Avoid too many outbound links
While outbound links are definitely valuable, too many outbound links can annoy website visitors.
If you’re going to include external links on your pages, you need to make sure that they are helpful and relevant for your readers.
Including links in your copy basically says to readers, “Hey! Stop what you’re reading, and click here!”
So you need to be careful about including too many outbound links to avoid distracting readers and sending people away from your website.
When should make outbound links nofollow?
Now, let’s take a look at some times when it’s appropriate to use nofollow links.
Generally, you should use nofollow links any time you don’t want to pass on ranking power, also called link juice, to the page or website a link targets. Using nofollow links, you can instruct search engines not to count links to pages as “votes” in favor of the other page or website. In other words, the nofollow tag prevents credit from being passed to other websites linked to from your site.
Here are a few examples of when it’s appropriate to use nofollow links.
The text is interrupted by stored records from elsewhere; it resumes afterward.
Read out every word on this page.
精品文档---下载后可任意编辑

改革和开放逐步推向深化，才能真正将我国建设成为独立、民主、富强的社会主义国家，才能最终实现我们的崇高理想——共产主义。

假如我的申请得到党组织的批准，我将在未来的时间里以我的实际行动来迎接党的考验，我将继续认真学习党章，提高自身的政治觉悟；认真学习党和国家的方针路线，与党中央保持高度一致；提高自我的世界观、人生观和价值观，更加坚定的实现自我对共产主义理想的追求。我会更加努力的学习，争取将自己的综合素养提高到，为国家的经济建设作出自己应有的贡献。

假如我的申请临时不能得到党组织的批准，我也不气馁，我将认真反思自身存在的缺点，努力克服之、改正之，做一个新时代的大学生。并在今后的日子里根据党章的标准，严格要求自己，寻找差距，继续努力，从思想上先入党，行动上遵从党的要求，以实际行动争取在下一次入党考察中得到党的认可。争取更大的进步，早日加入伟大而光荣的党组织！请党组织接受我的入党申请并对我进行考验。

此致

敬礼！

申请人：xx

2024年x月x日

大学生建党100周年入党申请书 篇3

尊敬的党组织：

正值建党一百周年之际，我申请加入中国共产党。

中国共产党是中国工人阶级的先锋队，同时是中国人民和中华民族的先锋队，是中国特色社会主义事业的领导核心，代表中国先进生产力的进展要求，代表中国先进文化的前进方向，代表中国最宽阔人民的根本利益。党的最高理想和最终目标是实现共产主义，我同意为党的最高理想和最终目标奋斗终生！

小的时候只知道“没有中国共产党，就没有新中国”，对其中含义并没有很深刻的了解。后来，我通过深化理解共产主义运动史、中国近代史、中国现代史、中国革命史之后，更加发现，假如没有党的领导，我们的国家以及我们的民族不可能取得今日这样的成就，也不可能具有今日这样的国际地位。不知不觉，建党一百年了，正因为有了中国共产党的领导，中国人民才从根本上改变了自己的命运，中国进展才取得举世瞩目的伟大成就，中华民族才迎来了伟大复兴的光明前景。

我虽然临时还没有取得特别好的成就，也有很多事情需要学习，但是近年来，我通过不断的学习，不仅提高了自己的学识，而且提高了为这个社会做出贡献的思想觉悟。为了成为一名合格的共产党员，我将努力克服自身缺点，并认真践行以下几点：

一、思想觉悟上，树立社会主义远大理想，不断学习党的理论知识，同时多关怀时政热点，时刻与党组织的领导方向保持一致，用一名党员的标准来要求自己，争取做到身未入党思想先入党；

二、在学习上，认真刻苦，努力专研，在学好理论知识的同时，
If you allow people to comment on your site, you can expect them to link drop. This means that they will include links to their website in order to receive link juice.
However, you might not want to endorse their site. Using the nofollow attribute, you can prevent search engines from following the links and passing value to the commenter’s site.
Similarly, if you allow people to contribute content to your site, they can include links to their websites in order to receive link juice from your site. You can use nofollow links to prevent your site from passing credit to other sites you don’t necessarily want to endorse.
You might have links on your website to partner websites or sponsored content.
If you want to avoid passing credit via links people buy on your site, simply use a nofollow link. This will help you avoid appearing suspicious to Google, and it can prevent you from encountering unwanted penalties.
If you add widgets or infographics to your website from other sources and don’t necessarily want to advocate for the content, you can make the links nofollow.
Basically, you can use nofollow links any time you link to other sites and want to avoid endorsing them.